Open challenges#

In this page we review some of the open challenges that remain unsolved or unaddressed in the field of computational musicology for Carnatic and Hindustani Music.

Please note that this is not an exhaustive list, we only intend to provide, few research ideas and open challenges that may be tackled on top of the work that has been done throughout the past years.

Music source separation for Indian Art Music#

As already discussed in this tutorial, the problem of source separation in Carnatic and Hindustani Music remains unsolved. While currently available pre-trained models (e.g. Spleeter, Demucs) do not properly generalize to these repertoires, current bespoke solutions for Indian Art Music do not reach the performance level that is achieved for Western modern and mainstream recordings.

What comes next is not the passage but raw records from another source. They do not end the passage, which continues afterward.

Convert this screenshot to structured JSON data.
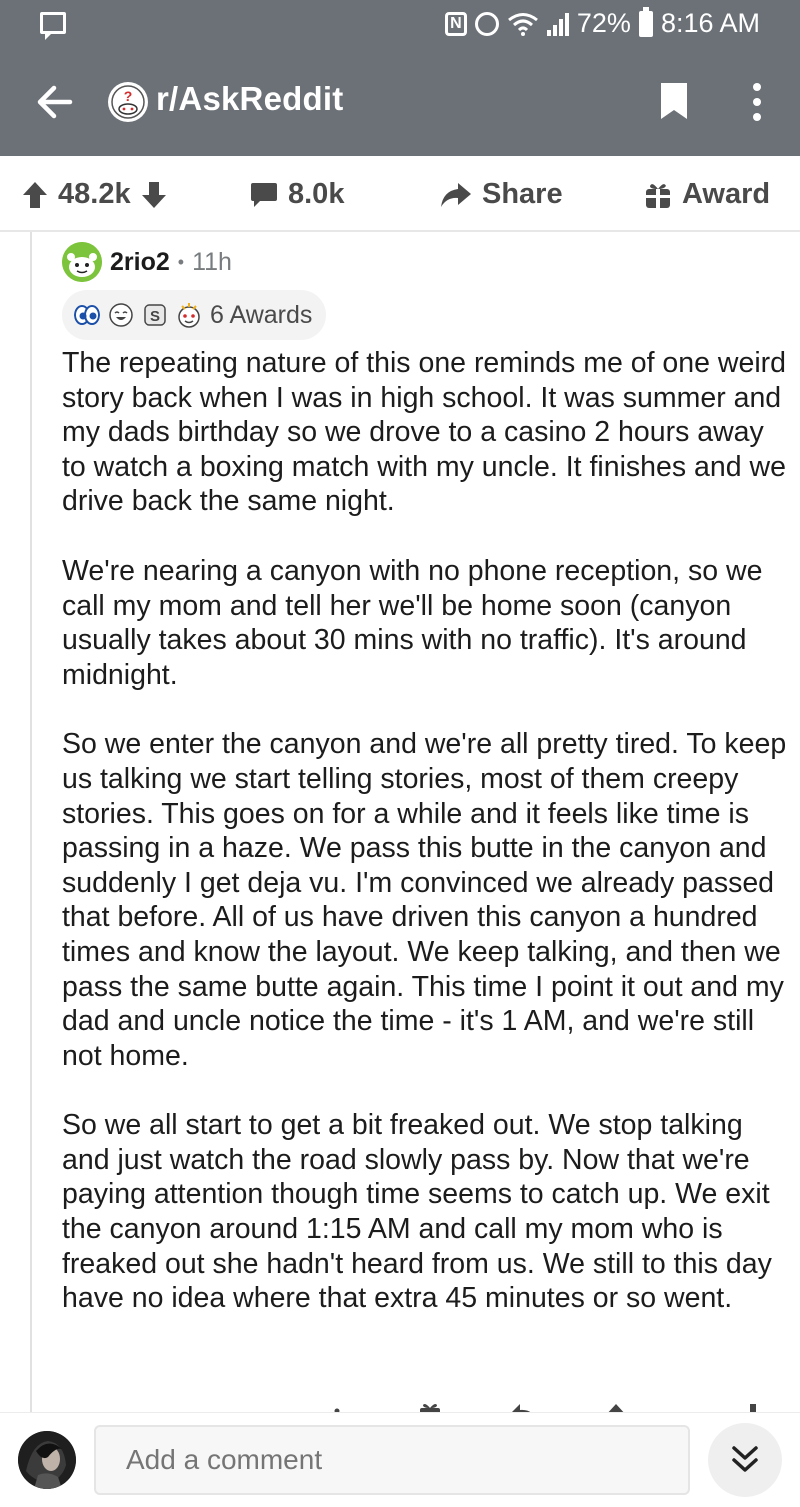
{
  "status_bar": {
    "nfc": "N",
    "battery": "72%",
    "time": "8:16 AM"
  },
  "header": {
    "subreddit": "r/AskReddit"
  },
  "post_actions": {
    "upvotes": "48.2k",
    "comments": "8.0k",
    "share_label": "Share",
    "award_label": "Award"
  },
  "comment": {
    "author": "2rio2",
    "separator": "•",
    "age": "11h",
    "awards_label": "6 Awards",
    "paragraphs": [
      "The repeating nature of this one reminds me of one weird story back when I was in high school. It was summer and my dads birthday so we drove to a casino 2 hours away to watch a boxing match with my uncle. It finishes and we drive back the same night.",
      "We're nearing a canyon with no phone reception, so we call my mom and tell her we'll be home soon (canyon usually takes about 30 mins with no traffic). It's around midnight.",
      "So we enter the canyon and we're all pretty tired. To keep us talking we start telling stories, most of them creepy stories. This goes on for a while and it feels like time is passing in a haze. We pass this butte in the canyon and suddenly I get deja vu. I'm convinced we already passed that before. All of us have driven this canyon a hundred times and know the layout. We keep talking, and then we pass the same butte again. This time I point it out and my dad and uncle notice the time - it's 1 AM, and we're still not home.",
      "So we all start to get a bit freaked out. We stop talking and just watch the road slowly pass by. Now that we're paying attention though time seems to catch up. We exit the canyon around 1:15 AM and call my mom who is freaked out she hadn't heard from us. We still to this day have no idea where that extra 45 minutes or so went."
    ]
  },
  "composer": {
    "placeholder": "Add a comment"
  },
  "colors": {
    "header_bg": "#6b7177",
    "text": "#1c1c1c",
    "muted": "#787c7e"
  }
}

The shortage of completely isolated recordings hinders to proper training and testing of DL-based solutions for Carnatic and Hindustani separation. Since these repertoire are normally performed in live performances, it is difficult to gather individual stems that present the ecologically-valid correlation and musical connexion, making the task more complicated.

Melodic motif discovery#

Automatically spotting and understanding melodic motifs and phrases in Carnatic and Hindustani music is key to extract musically relevant information from the recordings. This has been a widely explored problem, with many approaches aiming at discovery characteristic phrases, and also relating those with additional features of the Indian Art Music performances (e.g. video, gestures, and more).

A potential problem in this task is the variability in performance of characteristic/repeated patterns in IAM. Characteristic phrases, when repeated, are often elaborated on, which involves the insertion of additional svaras and gamakas. So the same basic or underlying phrase may appear many times in a composition with different elaborations. The commonly occurs in the style because the main compositional format, the kriti, has a theme and variation structure. Furthermore different IAM musicians’ annotations of the same phrase may vary subtly in places, with different degrees of symbolic detail being possible. This leaves motif detection through time series pitch data as one of the most viable and popular approaches to finding meaningful melodic units in the style [NPRPS22a].

Svara-level transcription#

Symbolic transcription from audio is an important analytical tool, particularly valuable for the analysis of large audio recording datasets that have never previously been annotated. For IAM, however, such transcription is challenging. In this highly ornamented style, any given svara can be performed in multiple different ways, some of which do not rest on their theoretical pitch positions due to oscillatory ornamentation.

A problem in achieving this task arises due to variation in svara performance, The highly ornamented and oscillatory qualities of the style means that the same svara may be performed in several different ways. However, according to the grammar of the Carnatic style, there are a limited number of ways that a svara may be realized in a given raga (melodic framework), and these ways depend to some extent on immediate melodic context and svara duration.

Data#

Although huge advances have been done towards addressing these tasks, the shortage of expertly annotated/curated data, makes them complicated to tackle and evaluate. We are also concerned with compiling relevant IAM data and in providing tools to easily download and interact with it. Of particular interest is the collection of expert svara and phrase level annotations and clean isolated instrument audio recordings with minimal leakage or backing track.